228: A further comparator library

by Daphne Preston-Kendal

Status

This SRFI is currently in draft status. Here is an explanation of each status that a SRFI can hold. To provide input on this SRFI, please send email to srfi-228@nospamsrfi.schemers.org. To subscribe to the list, follow these instructions. You can access previous messages via the mailing list archive.

Abstract

Further procedures and syntax forms for defining SRFI 128 comparators, and for extracting comparison procedures similar to those defined for Scheme’s built-in types using them.

Best enjoyed in combination with SRFI 162.

Issues

Outstanding issues are noted inline, denoted by a highlighted background.

Rationale

A typical pattern for defining comparison behaviour for record types and other user-defined Scheme types is some form of lexicographical order over their member slots. The comparator abstraction of SRFI 128 has useful potential for reducing the code bulk of defining such comparison behaviours. This library is intended to take advantage of that potential.

Specification

All identifiers defined in this SRFI are exported in the (srfi 228) library. However, as in the case of SRFI 162, it is hoped and intended that they will simply be added to the existing comparator libraries of RnRSes and Scheme implementations, rather than being in a separate library.

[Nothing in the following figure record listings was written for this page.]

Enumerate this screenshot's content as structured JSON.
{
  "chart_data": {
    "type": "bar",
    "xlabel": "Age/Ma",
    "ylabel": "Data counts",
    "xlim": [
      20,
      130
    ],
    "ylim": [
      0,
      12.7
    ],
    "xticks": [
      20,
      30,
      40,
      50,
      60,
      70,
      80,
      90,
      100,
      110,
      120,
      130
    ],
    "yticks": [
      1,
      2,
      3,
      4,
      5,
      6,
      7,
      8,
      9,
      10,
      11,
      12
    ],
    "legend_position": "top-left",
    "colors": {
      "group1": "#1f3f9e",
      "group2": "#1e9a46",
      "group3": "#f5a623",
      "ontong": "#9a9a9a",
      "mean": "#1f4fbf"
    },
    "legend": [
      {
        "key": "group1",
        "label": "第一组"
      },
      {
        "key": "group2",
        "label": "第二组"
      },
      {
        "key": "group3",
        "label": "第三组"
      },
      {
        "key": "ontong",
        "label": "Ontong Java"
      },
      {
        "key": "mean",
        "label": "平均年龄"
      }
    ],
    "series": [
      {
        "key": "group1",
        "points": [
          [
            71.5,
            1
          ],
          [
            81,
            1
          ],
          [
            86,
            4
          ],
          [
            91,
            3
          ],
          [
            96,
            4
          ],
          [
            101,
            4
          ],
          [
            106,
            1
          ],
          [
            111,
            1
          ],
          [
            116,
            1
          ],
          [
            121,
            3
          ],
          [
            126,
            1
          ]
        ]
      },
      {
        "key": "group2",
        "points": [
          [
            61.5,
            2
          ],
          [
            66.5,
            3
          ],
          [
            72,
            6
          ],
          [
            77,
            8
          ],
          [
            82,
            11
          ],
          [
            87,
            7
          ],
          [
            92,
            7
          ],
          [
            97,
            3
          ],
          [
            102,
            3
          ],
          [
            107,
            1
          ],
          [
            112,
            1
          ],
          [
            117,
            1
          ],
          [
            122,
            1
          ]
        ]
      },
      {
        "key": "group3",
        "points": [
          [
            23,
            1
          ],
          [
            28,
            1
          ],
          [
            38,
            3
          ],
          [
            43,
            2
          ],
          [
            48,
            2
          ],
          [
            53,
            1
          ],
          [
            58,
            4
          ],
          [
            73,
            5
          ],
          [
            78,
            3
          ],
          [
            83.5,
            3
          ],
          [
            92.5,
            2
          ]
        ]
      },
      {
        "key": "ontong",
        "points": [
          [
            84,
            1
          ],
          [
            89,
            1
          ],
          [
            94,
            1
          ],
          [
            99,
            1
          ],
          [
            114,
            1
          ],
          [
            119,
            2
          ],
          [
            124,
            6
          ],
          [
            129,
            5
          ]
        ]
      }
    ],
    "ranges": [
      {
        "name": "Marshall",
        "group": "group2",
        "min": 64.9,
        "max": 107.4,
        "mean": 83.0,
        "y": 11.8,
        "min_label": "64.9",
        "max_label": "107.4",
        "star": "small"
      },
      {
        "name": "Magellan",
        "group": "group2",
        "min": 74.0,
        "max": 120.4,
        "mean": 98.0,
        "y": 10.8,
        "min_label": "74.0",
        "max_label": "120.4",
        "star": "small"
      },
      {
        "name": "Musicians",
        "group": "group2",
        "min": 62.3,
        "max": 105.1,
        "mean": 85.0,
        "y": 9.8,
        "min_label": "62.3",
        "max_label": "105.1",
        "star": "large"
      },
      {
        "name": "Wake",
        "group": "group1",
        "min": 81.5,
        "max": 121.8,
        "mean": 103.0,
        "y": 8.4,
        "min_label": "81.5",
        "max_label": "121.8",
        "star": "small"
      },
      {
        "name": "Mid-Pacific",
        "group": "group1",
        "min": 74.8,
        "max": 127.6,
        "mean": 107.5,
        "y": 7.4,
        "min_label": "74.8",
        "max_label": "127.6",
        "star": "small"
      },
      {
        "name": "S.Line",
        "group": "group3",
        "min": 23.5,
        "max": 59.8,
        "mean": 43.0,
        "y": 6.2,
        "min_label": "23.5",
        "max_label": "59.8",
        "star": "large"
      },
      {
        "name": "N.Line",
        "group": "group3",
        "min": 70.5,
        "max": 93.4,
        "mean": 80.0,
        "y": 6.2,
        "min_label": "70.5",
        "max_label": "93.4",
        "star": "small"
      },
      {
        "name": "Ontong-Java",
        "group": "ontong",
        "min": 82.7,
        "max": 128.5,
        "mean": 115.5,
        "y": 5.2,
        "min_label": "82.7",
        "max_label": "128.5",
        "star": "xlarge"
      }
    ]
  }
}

(make-wrapper-comparator type-test unwrap contents-comparator) (Procedure)

Returns a comparator which compares values satisfying the predicate type-test by first calling the given unwrap procedure on them, then comparing the output of that procedure with the given contents-comparator. The hash function of the wrapper comparator returns the same value as the contents-comparator run on the unwrapped value.

(make-product-comparator comparator ... ) (Procedure)

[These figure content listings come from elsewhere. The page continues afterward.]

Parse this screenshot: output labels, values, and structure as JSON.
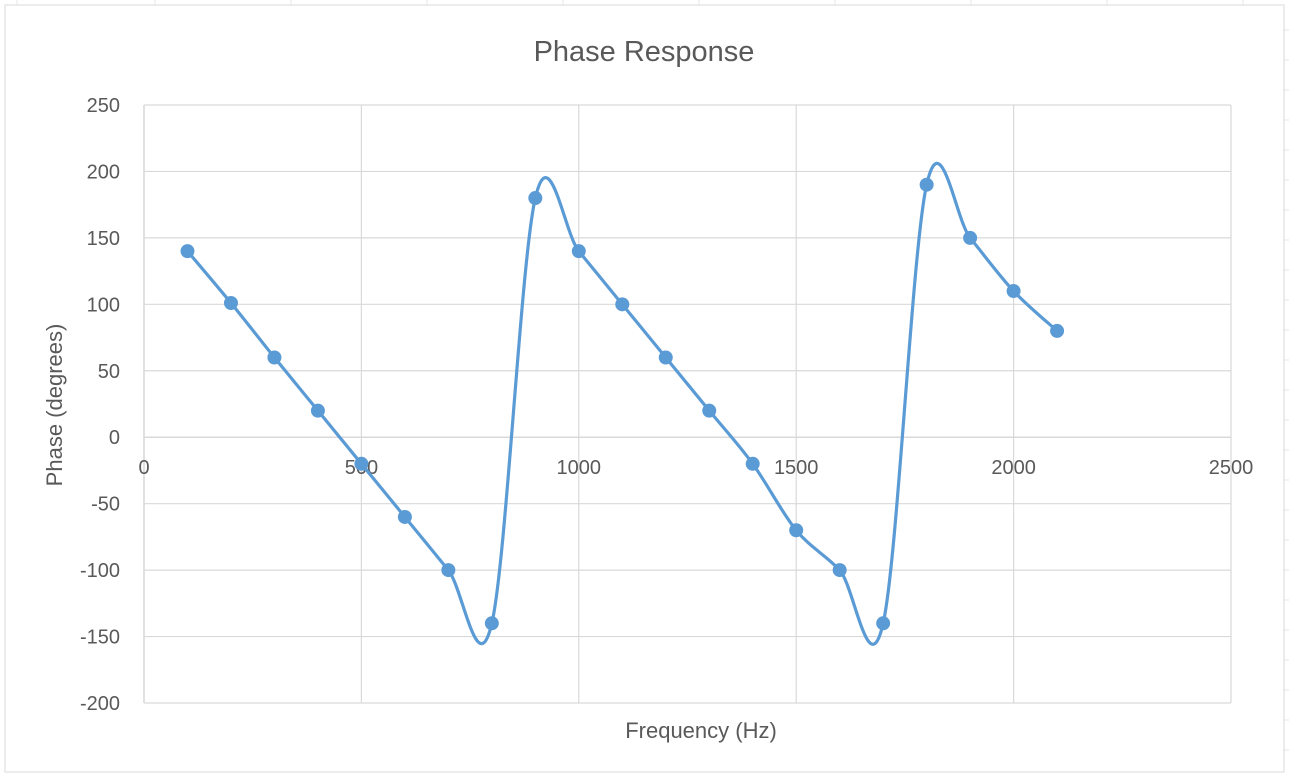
{
  "chart_data": {
    "type": "scatter",
    "title": "Phase Response",
    "xlabel": "Frequency (Hz)",
    "ylabel": "Phase (degrees)",
    "xlim": [
      0,
      2500
    ],
    "ylim": [
      -200,
      250
    ],
    "x_ticks": [
      0,
      500,
      1000,
      1500,
      2000,
      2500
    ],
    "y_ticks": [
      250,
      200,
      150,
      100,
      50,
      0,
      -50,
      -100,
      -150,
      -200
    ],
    "grid": true,
    "legend": "none",
    "line_style": "smooth",
    "series": [
      {
        "color": "#5b9bd5",
        "x": [
          100,
          200,
          300,
          400,
          500,
          600,
          700,
          800,
          900,
          1000,
          1100,
          1200,
          1300,
          1400,
          1500,
          1600,
          1700,
          1800,
          1900,
          2000,
          2100
        ],
        "y": [
          140,
          101,
          60,
          20,
          -20,
          -60,
          -100,
          -140,
          180,
          140,
          100,
          60,
          20,
          -20,
          -70,
          -100,
          -140,
          190,
          150,
          110,
          80
        ]
      }
    ]
  },
  "colors": {
    "grid": "#d9d9d9",
    "text": "#595959",
    "series": "#5b9bd5",
    "sheet_gridline": "#e7e7e7"
  }
}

Returns a comparator which compares values satisfying the type tests of all of the given comparators by comparing them with each of the given comparators in turn, left to right, and returning the result of the first non-equal comparison. If all the given comparators consider two values equal, the product comparator also considers them equal. The hash function of the product comparator hashes together the results of all the given comparators in an implementation-defined way. If the equality or ordering predicates or the hash function of any of the given comparators is #f, the corresponding procedure in the product comparator will also be #f.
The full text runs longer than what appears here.